The U.S. Food and Drug Administration has announced the launch of a study to assess the problems faced by patients after LASIK surgery.
The Laser-Assisted In Situ Keratomileusis (LASIK) is a surgical procedure that uses an eximer laser to permanently change the shape of the cornea, but there have been complaints of pain and discomfort from a number of patients. And hence the study called the LASIK Quality of Life Collaboration Project, in which the FDA will be working with the National Eye Institute and the U.S. Department of Defense.
Funded by the government agencies, the project is composed of three phases. The objective of Phase 1, which began in July 2009, is to design and implement a Web‑based questionnaire to assess patient-reported outcomes and evaluate quality of life issues post-LASIK, some of which may relate to the safety of the lasers used in the LASIK procedure.
Phase 3 will be a national, multi-center clinical trial and will study the impact of the procedure on quality of life following LASIK in the general population. Patient enrollment in Phases 2 and 3 have yet to begin but plans are underway. Phase 3 is expected to end in 2012.
The results of the project will help identify factors that can affect quality of life following LASIK and potentially reduce the risk of adverse effects that can impact the surgical outcome. If any of these factors are related to the safety or effectiveness of the lasers used in LASIK surgery, the FDA will evaluate whether any action is necessary. The project is part of the FDA's ongoing effort to better monitor and improve the safety and effectiveness of the lasers used in LASIK surgery.
"This study will enhance our understanding of the risks of LASIK and could lead to a reduction in patients who experience adverse effects from the procedure," said Dr. Jeffrey Shuren, acting director of the FDA's Center for Devices and Radiological Health.
The FDA also announced that it issued warning letters to 17 LASIK ambulatory surgical centers after inspections revealed inadequate adverse event reporting systems at all the centers. The inspections did not identify problems with the use of the LASIK devices at these facilities.
Under legislation passed in 1990, user facilities, which include nursing homes, outpatient clinics and ambulatory surgical centers, must report device-related deaths to the FDA and to the device manufacturer. They also must report device-related serious injuries to the manufacturer or to the FDA if the manufacturer is not known. Requirements include having a written protocol for adverse event reporting.

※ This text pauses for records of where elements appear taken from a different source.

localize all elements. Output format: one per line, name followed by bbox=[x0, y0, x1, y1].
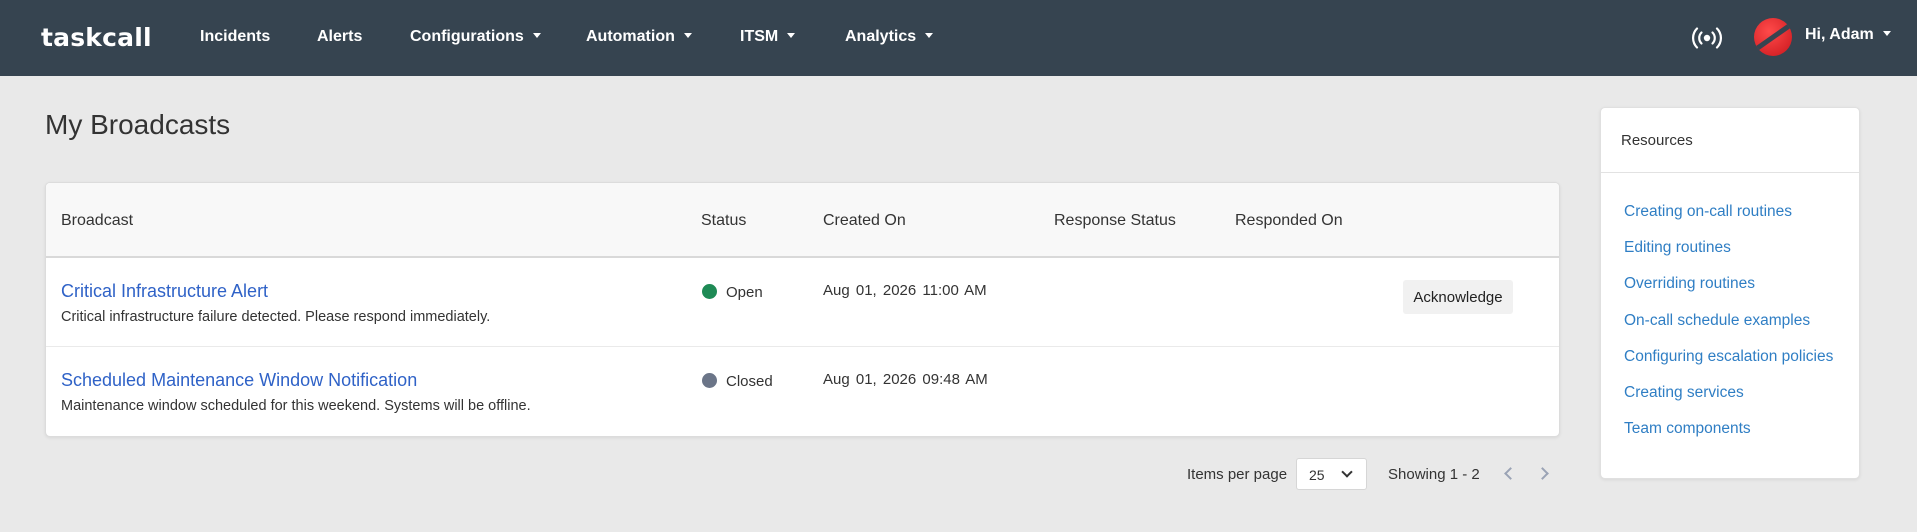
chevron-down-icon bbox=[1341, 466, 1353, 478]
showing-range: Showing 1 - 2 bbox=[1388, 466, 1480, 483]
nav-alerts[interactable]: Alerts bbox=[317, 28, 362, 46]
table-header: Broadcast Status Created On Response Sta… bbox=[46, 183, 1559, 258]
created-on: Aug 01, 2026 09:48 AM bbox=[823, 371, 988, 388]
user-greeting: Hi, Adam bbox=[1805, 26, 1874, 43]
nav-configurations-label: Configurations bbox=[410, 28, 524, 45]
status-dot-icon bbox=[702, 373, 717, 388]
app-logo[interactable]: taskcall bbox=[41, 23, 152, 52]
created-on: Aug 01, 2026 11:00 AM bbox=[823, 282, 987, 299]
table-row: Critical Infrastructure Alert Critical i… bbox=[46, 258, 1559, 347]
broadcast-description: Maintenance window scheduled for this we… bbox=[61, 398, 531, 414]
status-badge: Closed bbox=[702, 373, 773, 390]
nav-automation-label: Automation bbox=[586, 28, 675, 45]
column-header-created-on: Created On bbox=[823, 212, 906, 229]
resources-header: Resources bbox=[1601, 108, 1859, 173]
caret-down-icon bbox=[787, 33, 796, 38]
broadcast-title-link[interactable]: Critical Infrastructure Alert bbox=[61, 281, 268, 302]
resource-link-on-call-schedule-examples[interactable]: On-call schedule examples bbox=[1624, 312, 1810, 330]
chevron-right-icon[interactable] bbox=[1536, 467, 1549, 480]
caret-down-icon bbox=[683, 33, 692, 38]
status-label: Open bbox=[726, 284, 763, 301]
avatar[interactable] bbox=[1754, 18, 1792, 56]
items-per-page-value: 25 bbox=[1309, 467, 1325, 483]
status-badge: Open bbox=[702, 284, 763, 301]
chevron-left-icon[interactable] bbox=[1504, 467, 1517, 480]
page-title: My Broadcasts bbox=[45, 109, 231, 140]
nav-alerts-label: Alerts bbox=[317, 28, 363, 45]
caret-down-icon bbox=[532, 33, 541, 38]
broadcasts-table: Broadcast Status Created On Response Sta… bbox=[45, 182, 1560, 437]
resource-link-configuring-escalation-policies[interactable]: Configuring escalation policies bbox=[1624, 348, 1833, 366]
top-navbar: taskcall Incidents Alerts Configurations… bbox=[0, 0, 1917, 76]
column-header-status: Status bbox=[701, 212, 747, 229]
table-row: Scheduled Maintenance Window Notificatio… bbox=[46, 347, 1559, 436]
status-label: Closed bbox=[726, 373, 773, 390]
nav-incidents[interactable]: Incidents bbox=[200, 28, 270, 46]
nav-analytics-label: Analytics bbox=[845, 28, 917, 45]
column-header-responded-on: Responded On bbox=[1235, 212, 1343, 229]
broadcast-description: Critical infrastructure failure detected… bbox=[61, 309, 491, 325]
resources-panel: Resources Creating on-call routines Edit… bbox=[1600, 107, 1860, 479]
caret-down-icon bbox=[925, 33, 934, 38]
acknowledge-button[interactable]: Acknowledge bbox=[1403, 280, 1513, 314]
items-per-page-select[interactable]: 25 bbox=[1296, 458, 1367, 490]
nav-itsm-label: ITSM bbox=[740, 28, 779, 45]
nav-automation[interactable]: Automation bbox=[586, 28, 692, 46]
resource-link-team-components[interactable]: Team components bbox=[1624, 420, 1751, 438]
resource-link-creating-on-call-routines[interactable]: Creating on-call routines bbox=[1624, 203, 1792, 221]
nav-analytics[interactable]: Analytics bbox=[845, 28, 934, 46]
nav-itsm[interactable]: ITSM bbox=[740, 28, 796, 46]
items-per-page-label: Items per page bbox=[1187, 466, 1288, 483]
resource-link-editing-routines[interactable]: Editing routines bbox=[1624, 239, 1731, 257]
broadcast-title-link[interactable]: Scheduled Maintenance Window Notificatio… bbox=[61, 370, 417, 391]
status-dot-icon bbox=[702, 284, 717, 299]
resources-title: Resources bbox=[1621, 132, 1693, 149]
column-header-response-status: Response Status bbox=[1054, 212, 1176, 229]
caret-down-icon bbox=[1882, 31, 1891, 36]
resource-link-overriding-routines[interactable]: Overriding routines bbox=[1624, 275, 1755, 293]
user-menu[interactable]: Hi, Adam bbox=[1805, 26, 1891, 44]
nav-configurations[interactable]: Configurations bbox=[410, 28, 541, 46]
resource-link-creating-services[interactable]: Creating services bbox=[1624, 384, 1744, 402]
column-header-broadcast: Broadcast bbox=[61, 212, 134, 229]
nav-incidents-label: Incidents bbox=[200, 28, 271, 45]
broadcast-icon[interactable] bbox=[1692, 25, 1722, 51]
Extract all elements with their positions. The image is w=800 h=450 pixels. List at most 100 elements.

The FDA inspected ambulatory surgical facilities that perform LASIK over the past several months and additional inspections are pending. The FDA regulates ophthalmic lasers used in LASIK, including monitoring their continued safety and effectiveness by analyzing reports on their post-market use, it has been stated on its website.
"Many people in the U.S. undergo LASIK procedures," said Shuren. "Ambulatory surgical centers that perform LASIK must maintain a robust reporting system as required by law. Reporting adverse events to the FDA is critical to better understand the safety and effectiveness of ophthalmic lasers used in LASIK procedures and to enable the FDA to take appropriate actions where the lasers do not meet safety and effectiveness requirements."